Esclavage
Jean Calbrix
1802. Victor Hugo naissait et les noirs de Saint Domingue revenaient à la case départ. Pas celle de leur pays d’origine en Afrique, non, mais celle que leurs bons maîtres planteurs leur allouaient en échange de quelques menus travaux dans les champs de cannes à sucre. Bonaparte, ce grand homme, avait jugé néfaste pour le genre humain - puisqu’elle mettait en péril l’économie mondiale - cette loi d’émancipation des gens des couleurs décrétée par la convention en 1794, sous l’impulsion d’illuminées comme Robespierre et l’abbé Grégoire. De son propre chef, s’étant consulté lui-même fort démocratiquement, il la raya d’un trait de plume arrachée du croupion d’une oie de sa basse cour.
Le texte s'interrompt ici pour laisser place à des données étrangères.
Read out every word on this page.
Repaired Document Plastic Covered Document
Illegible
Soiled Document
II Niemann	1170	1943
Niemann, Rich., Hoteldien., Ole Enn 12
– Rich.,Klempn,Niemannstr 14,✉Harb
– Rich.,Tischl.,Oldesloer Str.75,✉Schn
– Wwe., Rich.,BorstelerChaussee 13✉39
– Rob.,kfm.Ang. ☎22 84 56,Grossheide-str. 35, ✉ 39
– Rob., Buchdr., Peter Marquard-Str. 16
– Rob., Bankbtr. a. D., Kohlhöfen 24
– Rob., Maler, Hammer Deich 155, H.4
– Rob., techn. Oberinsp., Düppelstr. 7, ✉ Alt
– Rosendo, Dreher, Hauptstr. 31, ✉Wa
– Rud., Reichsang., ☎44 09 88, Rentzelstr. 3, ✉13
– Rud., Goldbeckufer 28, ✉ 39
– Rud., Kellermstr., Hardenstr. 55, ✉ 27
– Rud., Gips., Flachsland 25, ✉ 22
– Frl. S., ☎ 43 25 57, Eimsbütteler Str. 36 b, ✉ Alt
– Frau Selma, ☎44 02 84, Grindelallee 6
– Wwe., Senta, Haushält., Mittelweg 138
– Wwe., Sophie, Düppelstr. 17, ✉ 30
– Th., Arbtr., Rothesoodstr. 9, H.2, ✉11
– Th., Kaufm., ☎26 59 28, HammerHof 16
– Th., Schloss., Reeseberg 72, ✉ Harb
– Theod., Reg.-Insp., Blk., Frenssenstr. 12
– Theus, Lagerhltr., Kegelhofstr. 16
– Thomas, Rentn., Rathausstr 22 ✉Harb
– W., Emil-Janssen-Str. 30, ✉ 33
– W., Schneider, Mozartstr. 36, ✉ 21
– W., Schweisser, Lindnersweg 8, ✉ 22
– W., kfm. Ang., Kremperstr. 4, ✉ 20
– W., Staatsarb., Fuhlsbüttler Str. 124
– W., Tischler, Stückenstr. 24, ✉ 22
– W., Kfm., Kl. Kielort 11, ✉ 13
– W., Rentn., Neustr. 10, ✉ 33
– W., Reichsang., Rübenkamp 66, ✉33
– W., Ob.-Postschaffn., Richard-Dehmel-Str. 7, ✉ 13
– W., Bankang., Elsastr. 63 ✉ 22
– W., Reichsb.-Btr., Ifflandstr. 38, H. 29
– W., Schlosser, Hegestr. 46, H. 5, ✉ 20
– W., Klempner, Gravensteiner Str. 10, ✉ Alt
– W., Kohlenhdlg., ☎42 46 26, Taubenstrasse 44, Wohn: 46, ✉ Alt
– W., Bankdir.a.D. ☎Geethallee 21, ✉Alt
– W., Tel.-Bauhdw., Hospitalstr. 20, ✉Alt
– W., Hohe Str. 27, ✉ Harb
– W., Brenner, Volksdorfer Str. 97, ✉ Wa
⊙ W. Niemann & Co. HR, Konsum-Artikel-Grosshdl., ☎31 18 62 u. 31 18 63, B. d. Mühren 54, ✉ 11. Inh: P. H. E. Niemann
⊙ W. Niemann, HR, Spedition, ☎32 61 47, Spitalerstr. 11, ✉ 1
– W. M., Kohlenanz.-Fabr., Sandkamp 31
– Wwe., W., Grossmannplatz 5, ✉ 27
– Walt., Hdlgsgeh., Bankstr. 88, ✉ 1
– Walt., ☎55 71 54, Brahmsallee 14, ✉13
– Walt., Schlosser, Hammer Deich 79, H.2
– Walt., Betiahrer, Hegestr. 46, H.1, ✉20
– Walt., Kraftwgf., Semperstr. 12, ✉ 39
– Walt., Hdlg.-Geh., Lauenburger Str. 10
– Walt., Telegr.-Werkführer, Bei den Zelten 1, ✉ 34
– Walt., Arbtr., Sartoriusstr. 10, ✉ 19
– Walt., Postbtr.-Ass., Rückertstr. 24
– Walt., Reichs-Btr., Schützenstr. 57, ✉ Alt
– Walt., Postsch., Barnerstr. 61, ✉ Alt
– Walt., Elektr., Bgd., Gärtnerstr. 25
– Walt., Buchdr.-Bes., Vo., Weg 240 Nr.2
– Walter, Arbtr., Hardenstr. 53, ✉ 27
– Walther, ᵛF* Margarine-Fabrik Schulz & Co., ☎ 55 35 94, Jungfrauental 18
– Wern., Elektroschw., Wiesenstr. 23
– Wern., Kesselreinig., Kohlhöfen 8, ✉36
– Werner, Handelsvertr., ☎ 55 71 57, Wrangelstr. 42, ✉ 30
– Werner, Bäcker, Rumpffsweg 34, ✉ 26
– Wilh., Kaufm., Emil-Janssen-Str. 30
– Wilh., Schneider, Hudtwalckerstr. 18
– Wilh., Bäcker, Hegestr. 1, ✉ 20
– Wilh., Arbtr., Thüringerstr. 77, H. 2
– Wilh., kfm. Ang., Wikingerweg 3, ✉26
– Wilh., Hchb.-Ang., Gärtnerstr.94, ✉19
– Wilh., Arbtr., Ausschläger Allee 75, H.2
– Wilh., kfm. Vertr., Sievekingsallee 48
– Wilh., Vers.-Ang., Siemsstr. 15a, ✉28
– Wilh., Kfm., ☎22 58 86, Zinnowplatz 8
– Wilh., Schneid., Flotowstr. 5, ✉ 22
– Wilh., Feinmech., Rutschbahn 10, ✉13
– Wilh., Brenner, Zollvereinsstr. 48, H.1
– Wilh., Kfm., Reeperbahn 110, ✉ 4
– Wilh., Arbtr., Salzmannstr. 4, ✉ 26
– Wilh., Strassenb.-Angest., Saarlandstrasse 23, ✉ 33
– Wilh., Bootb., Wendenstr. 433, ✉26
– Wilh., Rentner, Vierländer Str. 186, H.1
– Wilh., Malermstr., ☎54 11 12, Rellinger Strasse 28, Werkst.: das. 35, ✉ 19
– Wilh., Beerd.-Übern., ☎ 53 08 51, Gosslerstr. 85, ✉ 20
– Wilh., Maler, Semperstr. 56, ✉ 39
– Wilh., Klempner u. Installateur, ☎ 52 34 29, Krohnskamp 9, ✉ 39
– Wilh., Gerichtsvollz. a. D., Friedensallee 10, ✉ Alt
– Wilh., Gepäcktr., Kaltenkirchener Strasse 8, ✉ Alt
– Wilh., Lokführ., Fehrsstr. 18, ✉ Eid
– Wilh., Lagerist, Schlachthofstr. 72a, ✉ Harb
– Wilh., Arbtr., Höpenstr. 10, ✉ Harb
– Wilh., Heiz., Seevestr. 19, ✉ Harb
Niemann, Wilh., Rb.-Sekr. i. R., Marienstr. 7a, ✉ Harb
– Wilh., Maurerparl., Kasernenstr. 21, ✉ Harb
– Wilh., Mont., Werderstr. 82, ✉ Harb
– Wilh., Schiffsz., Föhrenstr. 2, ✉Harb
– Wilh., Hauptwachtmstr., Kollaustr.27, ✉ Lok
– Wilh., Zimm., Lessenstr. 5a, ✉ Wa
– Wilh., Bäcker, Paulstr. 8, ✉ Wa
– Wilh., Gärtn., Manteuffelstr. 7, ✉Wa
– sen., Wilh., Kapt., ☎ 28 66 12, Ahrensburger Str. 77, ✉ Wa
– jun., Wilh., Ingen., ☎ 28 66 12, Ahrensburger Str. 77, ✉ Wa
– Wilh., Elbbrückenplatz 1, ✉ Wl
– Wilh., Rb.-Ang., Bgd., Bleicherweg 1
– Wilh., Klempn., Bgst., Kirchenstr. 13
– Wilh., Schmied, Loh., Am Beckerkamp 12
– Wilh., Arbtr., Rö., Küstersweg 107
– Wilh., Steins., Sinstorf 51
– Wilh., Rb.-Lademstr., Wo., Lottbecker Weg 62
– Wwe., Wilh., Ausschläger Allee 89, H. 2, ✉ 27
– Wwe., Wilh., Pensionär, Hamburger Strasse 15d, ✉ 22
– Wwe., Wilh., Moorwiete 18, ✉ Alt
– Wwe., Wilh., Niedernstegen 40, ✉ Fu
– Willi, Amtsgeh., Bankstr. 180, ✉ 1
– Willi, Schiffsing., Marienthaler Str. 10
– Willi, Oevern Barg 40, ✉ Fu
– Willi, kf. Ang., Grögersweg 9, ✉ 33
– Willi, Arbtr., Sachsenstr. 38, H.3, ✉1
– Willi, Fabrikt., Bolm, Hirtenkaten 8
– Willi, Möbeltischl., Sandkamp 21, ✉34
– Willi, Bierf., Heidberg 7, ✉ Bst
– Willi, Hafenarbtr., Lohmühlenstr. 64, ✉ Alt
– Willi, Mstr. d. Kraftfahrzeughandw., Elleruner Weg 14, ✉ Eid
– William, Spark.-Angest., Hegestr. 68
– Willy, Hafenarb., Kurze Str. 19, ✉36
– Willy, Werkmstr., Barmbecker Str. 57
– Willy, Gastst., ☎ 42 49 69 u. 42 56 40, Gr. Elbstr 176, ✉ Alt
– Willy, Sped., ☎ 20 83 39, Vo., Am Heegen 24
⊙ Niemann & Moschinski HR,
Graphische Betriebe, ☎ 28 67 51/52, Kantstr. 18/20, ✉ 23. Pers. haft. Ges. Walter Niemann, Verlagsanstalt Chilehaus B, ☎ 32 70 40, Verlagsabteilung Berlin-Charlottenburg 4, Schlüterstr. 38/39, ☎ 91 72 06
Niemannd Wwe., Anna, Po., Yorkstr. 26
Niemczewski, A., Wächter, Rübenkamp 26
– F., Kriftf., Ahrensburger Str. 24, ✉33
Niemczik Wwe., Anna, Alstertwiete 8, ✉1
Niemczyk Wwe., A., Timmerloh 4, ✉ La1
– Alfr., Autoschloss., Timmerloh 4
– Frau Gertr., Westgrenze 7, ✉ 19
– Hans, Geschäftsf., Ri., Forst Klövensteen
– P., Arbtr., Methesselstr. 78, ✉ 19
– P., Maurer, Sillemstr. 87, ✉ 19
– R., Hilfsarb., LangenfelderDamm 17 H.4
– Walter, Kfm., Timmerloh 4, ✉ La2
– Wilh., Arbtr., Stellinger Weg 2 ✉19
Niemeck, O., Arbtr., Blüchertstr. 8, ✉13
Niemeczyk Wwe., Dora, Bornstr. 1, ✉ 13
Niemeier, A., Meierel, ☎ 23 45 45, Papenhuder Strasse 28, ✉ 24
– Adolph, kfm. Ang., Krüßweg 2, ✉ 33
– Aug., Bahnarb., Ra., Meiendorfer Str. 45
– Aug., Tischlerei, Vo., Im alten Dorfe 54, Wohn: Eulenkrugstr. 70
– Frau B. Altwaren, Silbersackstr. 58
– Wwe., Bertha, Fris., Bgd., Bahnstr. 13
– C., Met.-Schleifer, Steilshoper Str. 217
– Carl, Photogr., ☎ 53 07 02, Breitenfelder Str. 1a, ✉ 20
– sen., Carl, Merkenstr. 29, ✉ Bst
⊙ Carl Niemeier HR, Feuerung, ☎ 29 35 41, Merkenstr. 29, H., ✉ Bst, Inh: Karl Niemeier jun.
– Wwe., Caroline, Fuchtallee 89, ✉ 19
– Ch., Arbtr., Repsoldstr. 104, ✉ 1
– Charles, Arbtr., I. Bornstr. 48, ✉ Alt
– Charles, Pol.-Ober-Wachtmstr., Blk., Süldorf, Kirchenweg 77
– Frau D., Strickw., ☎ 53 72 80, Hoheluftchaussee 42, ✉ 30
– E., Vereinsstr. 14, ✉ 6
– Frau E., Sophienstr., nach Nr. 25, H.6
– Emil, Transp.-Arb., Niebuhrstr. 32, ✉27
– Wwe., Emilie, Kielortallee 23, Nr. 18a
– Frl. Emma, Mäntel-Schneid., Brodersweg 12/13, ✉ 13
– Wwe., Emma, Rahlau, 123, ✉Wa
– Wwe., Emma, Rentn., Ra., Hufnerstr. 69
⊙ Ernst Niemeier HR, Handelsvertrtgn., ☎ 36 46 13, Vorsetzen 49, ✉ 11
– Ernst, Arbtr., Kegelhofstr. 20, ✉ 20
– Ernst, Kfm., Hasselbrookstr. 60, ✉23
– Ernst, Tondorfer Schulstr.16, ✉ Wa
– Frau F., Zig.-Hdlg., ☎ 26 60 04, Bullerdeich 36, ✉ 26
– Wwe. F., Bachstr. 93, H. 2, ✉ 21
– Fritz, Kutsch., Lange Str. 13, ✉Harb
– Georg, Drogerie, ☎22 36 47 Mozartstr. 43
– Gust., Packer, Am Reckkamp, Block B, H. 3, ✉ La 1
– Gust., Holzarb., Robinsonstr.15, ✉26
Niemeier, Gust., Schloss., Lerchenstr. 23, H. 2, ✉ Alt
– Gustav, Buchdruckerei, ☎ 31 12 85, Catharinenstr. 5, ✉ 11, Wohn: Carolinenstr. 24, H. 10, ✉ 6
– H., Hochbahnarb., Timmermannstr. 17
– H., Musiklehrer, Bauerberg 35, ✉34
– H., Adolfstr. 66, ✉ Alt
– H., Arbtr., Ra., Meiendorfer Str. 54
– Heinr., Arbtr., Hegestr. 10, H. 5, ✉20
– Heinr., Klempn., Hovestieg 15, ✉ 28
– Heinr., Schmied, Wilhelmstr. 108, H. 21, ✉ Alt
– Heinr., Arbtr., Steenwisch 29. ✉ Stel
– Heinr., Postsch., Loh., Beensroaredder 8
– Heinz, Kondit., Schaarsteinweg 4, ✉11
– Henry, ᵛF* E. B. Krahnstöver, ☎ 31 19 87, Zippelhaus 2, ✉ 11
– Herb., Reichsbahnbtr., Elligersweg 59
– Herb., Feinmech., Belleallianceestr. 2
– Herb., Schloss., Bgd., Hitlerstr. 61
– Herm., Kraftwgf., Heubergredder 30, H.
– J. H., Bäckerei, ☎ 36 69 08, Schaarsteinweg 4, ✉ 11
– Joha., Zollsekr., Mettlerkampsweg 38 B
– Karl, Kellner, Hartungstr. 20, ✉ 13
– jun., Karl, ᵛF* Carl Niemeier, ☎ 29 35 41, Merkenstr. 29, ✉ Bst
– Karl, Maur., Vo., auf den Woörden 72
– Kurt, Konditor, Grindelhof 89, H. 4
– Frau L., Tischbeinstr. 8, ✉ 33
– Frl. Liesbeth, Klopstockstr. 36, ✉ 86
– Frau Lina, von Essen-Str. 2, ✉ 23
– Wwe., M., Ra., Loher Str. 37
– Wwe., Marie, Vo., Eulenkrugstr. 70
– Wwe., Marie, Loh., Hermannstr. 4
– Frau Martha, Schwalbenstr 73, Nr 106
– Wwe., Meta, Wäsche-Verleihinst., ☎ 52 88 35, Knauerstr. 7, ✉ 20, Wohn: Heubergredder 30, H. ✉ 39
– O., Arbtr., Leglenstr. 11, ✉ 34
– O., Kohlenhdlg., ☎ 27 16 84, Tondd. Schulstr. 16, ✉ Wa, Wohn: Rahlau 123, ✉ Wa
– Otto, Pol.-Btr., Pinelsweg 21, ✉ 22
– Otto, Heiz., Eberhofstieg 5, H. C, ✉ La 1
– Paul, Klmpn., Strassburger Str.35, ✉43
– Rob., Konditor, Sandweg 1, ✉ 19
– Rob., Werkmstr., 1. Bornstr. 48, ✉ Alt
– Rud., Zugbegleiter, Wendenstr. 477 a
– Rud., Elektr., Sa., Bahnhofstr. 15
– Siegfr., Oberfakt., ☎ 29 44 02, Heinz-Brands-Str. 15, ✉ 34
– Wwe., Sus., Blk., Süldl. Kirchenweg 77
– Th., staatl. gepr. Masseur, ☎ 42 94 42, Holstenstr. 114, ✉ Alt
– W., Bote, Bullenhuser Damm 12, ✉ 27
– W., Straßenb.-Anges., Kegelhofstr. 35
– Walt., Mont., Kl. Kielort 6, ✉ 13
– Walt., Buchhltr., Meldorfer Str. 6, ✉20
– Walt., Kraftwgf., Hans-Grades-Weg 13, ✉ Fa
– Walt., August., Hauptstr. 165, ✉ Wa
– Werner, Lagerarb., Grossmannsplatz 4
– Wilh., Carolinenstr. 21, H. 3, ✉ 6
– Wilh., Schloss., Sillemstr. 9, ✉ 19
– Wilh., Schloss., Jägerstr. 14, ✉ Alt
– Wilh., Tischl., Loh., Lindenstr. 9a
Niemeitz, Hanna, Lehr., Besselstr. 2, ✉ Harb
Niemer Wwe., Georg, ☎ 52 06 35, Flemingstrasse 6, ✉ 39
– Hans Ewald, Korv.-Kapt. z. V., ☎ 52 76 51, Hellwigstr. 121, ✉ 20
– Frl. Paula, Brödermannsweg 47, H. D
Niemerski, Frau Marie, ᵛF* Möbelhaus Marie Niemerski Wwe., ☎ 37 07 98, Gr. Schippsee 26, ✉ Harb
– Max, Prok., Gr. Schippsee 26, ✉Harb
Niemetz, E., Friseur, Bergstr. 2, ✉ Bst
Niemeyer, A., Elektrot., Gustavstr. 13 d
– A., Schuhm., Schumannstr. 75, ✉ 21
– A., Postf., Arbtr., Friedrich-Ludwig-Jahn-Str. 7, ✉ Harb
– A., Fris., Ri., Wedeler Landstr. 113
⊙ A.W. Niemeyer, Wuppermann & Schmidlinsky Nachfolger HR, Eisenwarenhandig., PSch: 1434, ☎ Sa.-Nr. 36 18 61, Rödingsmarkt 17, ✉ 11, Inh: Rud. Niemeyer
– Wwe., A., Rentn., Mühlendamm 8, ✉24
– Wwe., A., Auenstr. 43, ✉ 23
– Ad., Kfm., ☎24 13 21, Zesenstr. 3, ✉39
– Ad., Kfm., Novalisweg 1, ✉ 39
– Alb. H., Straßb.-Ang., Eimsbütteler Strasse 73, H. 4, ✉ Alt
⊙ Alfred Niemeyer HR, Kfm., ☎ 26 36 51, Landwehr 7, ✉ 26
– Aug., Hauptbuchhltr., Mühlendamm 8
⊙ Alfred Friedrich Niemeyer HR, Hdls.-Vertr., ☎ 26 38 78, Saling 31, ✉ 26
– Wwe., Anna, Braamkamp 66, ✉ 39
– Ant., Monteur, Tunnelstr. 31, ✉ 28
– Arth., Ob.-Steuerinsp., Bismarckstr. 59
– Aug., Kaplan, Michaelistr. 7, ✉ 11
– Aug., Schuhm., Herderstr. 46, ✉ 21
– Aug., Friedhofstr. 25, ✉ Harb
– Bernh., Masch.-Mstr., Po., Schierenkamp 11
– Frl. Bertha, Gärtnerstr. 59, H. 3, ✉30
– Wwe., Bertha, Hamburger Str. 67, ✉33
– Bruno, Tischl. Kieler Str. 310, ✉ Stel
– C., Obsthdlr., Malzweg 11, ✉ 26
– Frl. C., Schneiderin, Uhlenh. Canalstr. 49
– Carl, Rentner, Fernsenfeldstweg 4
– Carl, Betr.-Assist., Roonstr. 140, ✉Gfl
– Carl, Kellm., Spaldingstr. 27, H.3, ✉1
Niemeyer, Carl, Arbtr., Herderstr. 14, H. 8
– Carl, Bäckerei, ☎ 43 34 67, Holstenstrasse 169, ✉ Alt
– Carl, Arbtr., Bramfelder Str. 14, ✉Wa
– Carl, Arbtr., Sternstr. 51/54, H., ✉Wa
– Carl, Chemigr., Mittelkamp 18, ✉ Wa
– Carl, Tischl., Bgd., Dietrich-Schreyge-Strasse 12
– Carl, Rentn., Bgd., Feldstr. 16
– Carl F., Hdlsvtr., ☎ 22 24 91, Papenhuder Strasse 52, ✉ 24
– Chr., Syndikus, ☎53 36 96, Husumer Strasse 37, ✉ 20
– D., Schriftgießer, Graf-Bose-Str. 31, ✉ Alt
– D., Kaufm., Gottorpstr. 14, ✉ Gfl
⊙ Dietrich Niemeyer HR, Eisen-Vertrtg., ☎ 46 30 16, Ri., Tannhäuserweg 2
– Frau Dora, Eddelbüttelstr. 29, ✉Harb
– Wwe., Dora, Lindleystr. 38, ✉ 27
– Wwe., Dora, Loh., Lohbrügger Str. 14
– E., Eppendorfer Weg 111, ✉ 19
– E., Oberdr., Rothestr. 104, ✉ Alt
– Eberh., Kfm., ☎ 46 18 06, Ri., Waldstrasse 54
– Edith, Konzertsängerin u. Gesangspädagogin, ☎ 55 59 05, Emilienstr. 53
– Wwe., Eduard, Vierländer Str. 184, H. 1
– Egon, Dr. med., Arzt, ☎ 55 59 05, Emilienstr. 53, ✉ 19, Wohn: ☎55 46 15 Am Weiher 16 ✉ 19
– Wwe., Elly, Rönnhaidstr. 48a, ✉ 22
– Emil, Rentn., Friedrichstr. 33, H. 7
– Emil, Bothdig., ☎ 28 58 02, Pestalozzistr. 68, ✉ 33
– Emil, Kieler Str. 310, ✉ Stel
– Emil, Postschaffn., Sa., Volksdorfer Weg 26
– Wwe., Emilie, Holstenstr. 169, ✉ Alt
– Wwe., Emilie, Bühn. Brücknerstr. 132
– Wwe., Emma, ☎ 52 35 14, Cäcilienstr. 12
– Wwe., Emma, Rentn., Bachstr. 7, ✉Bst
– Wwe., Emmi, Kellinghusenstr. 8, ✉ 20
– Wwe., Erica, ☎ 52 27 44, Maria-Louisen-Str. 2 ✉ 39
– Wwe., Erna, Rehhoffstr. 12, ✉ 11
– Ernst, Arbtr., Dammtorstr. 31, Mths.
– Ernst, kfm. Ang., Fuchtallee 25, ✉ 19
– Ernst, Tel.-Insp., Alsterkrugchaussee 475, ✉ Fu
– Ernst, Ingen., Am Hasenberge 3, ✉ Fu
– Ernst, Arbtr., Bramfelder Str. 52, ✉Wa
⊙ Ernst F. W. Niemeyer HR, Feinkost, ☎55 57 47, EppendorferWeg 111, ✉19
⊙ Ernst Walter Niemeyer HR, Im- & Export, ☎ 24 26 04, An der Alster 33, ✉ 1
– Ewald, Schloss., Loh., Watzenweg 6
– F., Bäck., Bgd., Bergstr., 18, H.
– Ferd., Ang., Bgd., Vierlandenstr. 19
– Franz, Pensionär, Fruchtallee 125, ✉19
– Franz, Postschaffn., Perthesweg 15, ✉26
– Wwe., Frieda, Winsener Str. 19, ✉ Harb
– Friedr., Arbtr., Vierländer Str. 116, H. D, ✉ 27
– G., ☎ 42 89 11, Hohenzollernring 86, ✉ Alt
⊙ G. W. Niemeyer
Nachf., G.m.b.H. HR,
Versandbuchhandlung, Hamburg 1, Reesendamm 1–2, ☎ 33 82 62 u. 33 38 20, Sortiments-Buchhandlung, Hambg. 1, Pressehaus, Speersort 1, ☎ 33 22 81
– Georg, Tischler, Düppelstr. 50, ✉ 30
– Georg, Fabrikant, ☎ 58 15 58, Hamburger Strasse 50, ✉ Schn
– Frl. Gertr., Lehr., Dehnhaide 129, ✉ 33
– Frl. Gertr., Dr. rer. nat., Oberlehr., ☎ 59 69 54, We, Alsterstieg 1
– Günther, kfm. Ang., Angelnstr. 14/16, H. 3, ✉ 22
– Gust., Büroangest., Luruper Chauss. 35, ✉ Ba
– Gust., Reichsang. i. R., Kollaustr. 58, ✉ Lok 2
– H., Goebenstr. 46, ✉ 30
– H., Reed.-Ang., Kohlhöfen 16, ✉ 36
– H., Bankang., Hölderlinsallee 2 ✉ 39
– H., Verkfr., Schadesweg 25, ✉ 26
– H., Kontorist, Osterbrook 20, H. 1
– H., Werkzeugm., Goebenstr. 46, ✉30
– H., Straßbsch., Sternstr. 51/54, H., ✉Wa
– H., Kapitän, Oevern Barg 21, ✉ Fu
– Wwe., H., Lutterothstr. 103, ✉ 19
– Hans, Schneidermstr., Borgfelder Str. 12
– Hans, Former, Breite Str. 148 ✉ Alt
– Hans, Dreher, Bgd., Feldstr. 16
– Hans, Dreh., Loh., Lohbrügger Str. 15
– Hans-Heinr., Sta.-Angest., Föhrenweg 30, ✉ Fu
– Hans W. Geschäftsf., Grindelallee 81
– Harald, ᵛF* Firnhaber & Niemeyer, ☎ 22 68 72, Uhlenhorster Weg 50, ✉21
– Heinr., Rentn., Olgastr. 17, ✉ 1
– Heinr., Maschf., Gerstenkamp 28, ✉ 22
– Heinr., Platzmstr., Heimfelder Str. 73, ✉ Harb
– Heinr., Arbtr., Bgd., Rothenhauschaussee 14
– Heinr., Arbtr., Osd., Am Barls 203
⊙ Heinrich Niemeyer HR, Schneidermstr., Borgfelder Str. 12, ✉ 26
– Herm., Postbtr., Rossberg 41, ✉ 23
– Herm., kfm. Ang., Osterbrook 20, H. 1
Il en résulta une remise en ordre difficile, les noirs ayant pris l’habitude, huit ans durant, de feignasser sous les cocotiers. On connaissait leur petit penchant à se la couler douce, et à se distraire en tapant sur des bambous au lieu de trimer. Nos amis les planteurs, réunis sous l’égide du Médef, leur syndicat, aux deux tiers républicain, le troisième tiers n’étant pas libre, et pompeusement appelé Mouvement égalitaire des esclavagistes fraternels, discutèrent de la situation.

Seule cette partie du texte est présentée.